NSS Subsystem Overview

The NSS (NPU Sub System) in Synaptics SoCs consists of the following components:

LRAM: Fast local memory for data storage and processing.
DMA: Direct Memory Access block, capable of reading and writing data between system memory and LRAM.
SLICE: Data processing blocks that read, process, and write back data to LRAM.

You can configure the LRAM size and the number of slices at model compilation time to test custom hardware configurations.

Custom Hardware Configuration

To compile a model for a custom hardware configuration, use the following options:

$ torq-compile ... --torq-hw=custom --torq-hw-custom=<LRAM>,<slices>,<tiling_memory>

<LRAM>: Size of LRAM (integer)
<slices>: Number of SLICE blocks (integer)
<tiling_memory>: Tiling memory size in kilobytes (kb)

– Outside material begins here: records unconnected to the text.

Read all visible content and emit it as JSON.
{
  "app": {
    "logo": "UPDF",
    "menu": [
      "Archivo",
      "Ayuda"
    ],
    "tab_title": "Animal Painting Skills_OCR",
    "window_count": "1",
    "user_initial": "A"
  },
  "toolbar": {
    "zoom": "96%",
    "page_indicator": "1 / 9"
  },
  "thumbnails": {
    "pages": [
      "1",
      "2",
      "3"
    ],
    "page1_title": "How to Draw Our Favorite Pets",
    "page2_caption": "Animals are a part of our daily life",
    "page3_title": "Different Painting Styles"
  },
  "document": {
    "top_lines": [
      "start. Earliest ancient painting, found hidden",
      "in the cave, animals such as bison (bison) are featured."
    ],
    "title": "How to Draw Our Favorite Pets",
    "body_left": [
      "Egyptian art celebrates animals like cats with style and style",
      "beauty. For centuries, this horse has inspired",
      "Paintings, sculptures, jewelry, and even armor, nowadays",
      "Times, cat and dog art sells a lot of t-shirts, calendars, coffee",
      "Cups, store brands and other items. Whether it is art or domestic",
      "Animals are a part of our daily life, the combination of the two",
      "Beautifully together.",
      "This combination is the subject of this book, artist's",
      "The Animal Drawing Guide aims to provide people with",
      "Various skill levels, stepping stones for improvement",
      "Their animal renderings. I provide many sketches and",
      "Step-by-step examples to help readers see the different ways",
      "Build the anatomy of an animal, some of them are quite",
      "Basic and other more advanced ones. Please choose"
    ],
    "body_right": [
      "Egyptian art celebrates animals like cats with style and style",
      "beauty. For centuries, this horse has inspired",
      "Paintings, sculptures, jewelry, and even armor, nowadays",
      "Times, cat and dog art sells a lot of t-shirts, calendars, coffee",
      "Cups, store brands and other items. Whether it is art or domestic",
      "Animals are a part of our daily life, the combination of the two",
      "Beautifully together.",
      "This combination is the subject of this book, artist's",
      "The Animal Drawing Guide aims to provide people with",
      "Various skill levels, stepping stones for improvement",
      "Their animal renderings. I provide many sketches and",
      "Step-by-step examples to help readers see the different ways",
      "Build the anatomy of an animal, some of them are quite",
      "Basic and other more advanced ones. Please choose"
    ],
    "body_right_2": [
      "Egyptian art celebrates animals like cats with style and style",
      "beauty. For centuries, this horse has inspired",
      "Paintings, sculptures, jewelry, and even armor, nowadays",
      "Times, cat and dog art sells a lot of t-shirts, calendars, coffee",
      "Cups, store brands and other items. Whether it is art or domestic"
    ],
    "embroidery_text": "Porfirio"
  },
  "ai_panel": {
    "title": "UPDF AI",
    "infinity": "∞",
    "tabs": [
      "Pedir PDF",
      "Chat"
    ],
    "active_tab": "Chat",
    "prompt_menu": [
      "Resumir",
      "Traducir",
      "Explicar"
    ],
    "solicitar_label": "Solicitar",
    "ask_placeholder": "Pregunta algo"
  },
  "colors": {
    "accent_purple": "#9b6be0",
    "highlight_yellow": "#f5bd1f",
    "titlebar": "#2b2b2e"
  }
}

Tiling memory: specifies the available memory for tiling operations. When an operation’s memory requirement exceeds the LRAM value, the compiler will automatically tile the operation to fit within the specified tiling memory.

Example Configurations

Configuration 1

LRAM: 512
Slices: 2

Tiling memory: specify as needed
Compile with:

$ torq-compile ... --torq-hw=custom --torq-hw-custom=512,2,400

Configuration 2

LRAM: 256
Slices: 1

Tiling memory: specify as needed
Compile with:

$ torq-compile ... --torq-hw=custom --torq-hw-custom=256,1,200

Note: When compiling models with a 256 LRAM configuration, stability may vary due to the need for very small tile sizes. Support for this configuration is still under development. Full compatibility is not guaranteed in this release. For a more representative configuration, you can compile with 512 size of LRAM and keep the rest of the configuration the same.